We crossed an irrigation ditch on a board plank and entered a stand of hackberry and persimmon trees on the riverbank. Up ahead, through the foliage, I could see three spacious breezy homes on big green lots. But here, inside the tangle of trees and air vines and blackberry bushes, was Louisiana's more humble past-a cypress shack that was only a pile of boards now, some of them charred, a privy that had collapsed into the hole under it, a brick chimney that had toppled like broken teeth into the weeds.
"This is where the boy's family lived, at least until a bunch of drunks set their shack on fire. The boy had one brother, and the brother had a son named Mookie. What do you think of that?" he said.
"Where'd you get all this, Sheriff?" I asked.
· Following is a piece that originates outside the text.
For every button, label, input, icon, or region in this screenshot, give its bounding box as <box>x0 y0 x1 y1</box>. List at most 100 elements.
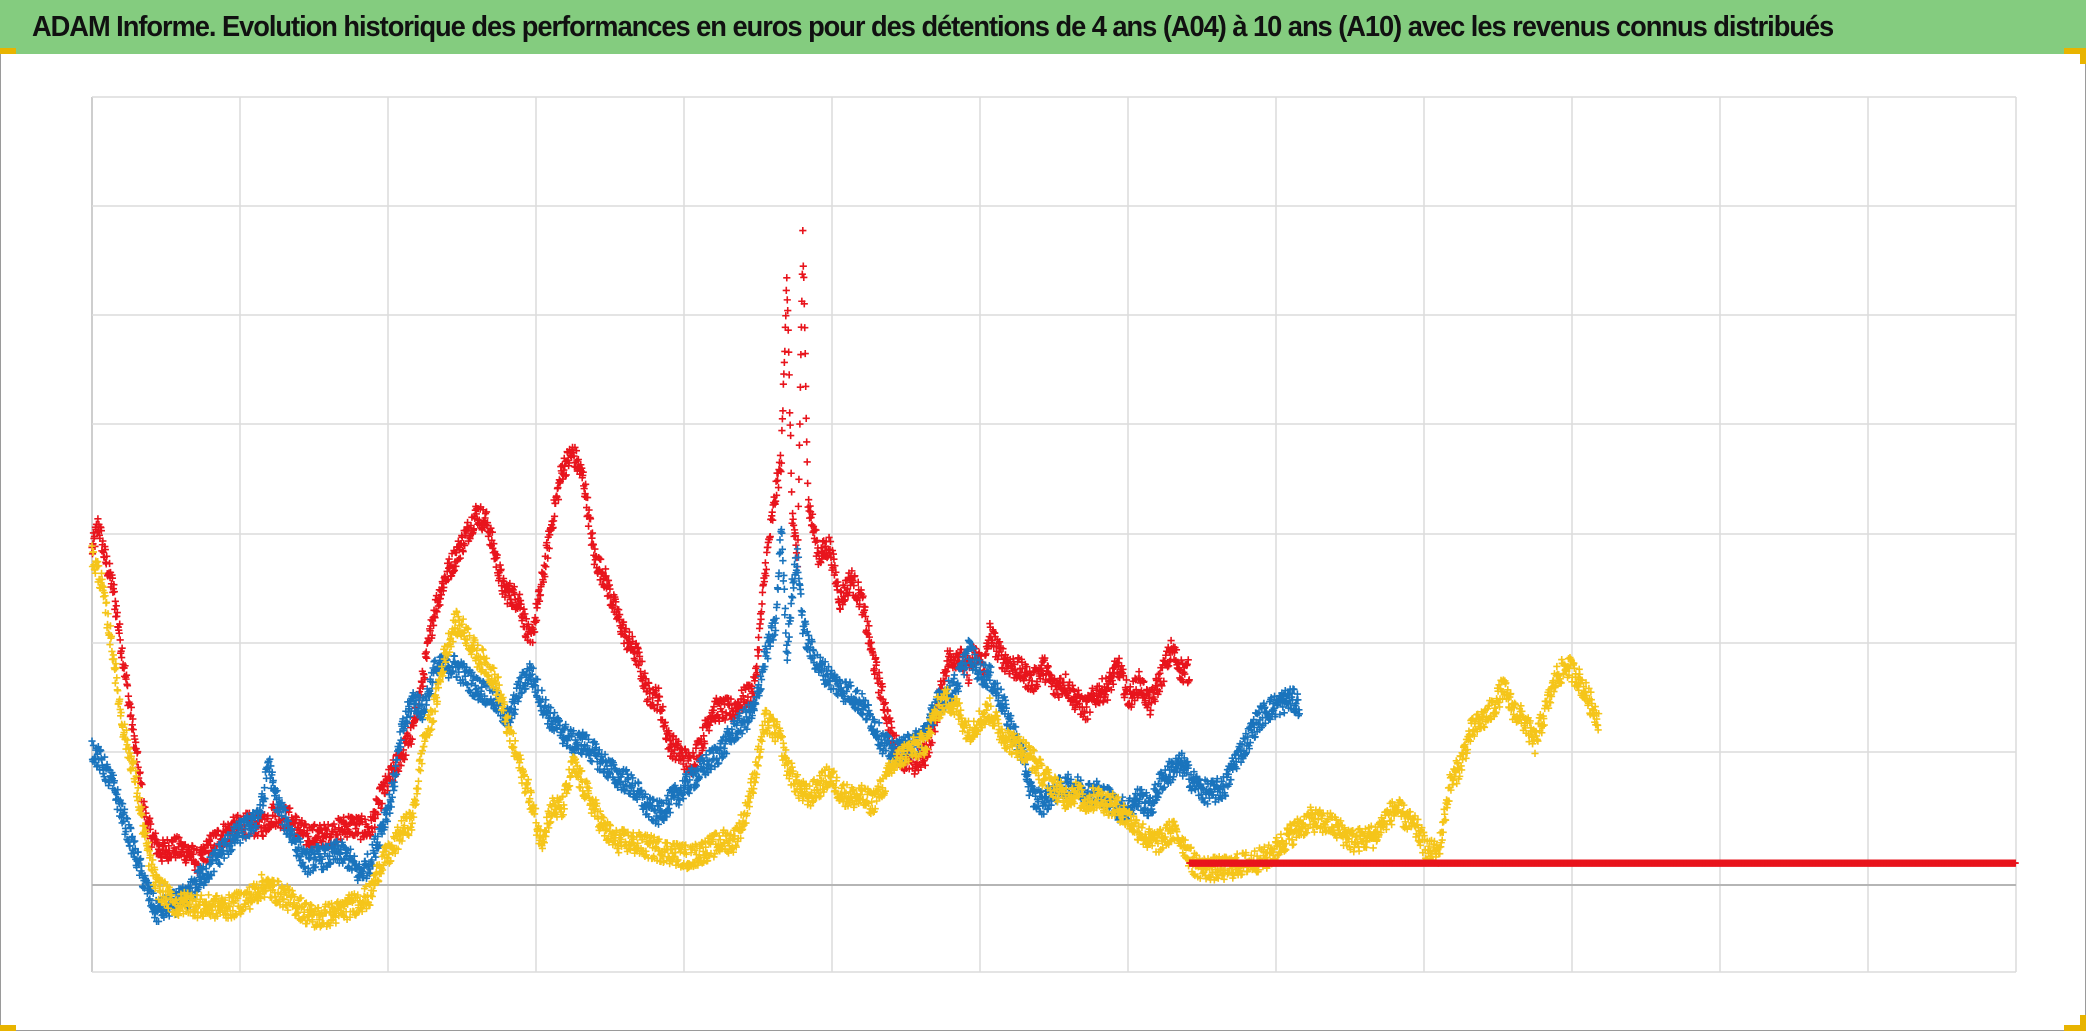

"From my dad, just this morning. He's ninety-two years old now. However, his memory is remarkable. Sometimes it gives him no rest." The sheriff turned over a blackened board with the toe of his half-topped boot.
"Did your father grow up around here?"
The sheriff rubbed the calluses of one palm on the backs of his knuckles.
"Sir?" I said.
"He was one of the drunks who burned them out. We can't blame Mookie Zerrang on the greaseballs in Miami. He's of our own making, Dave."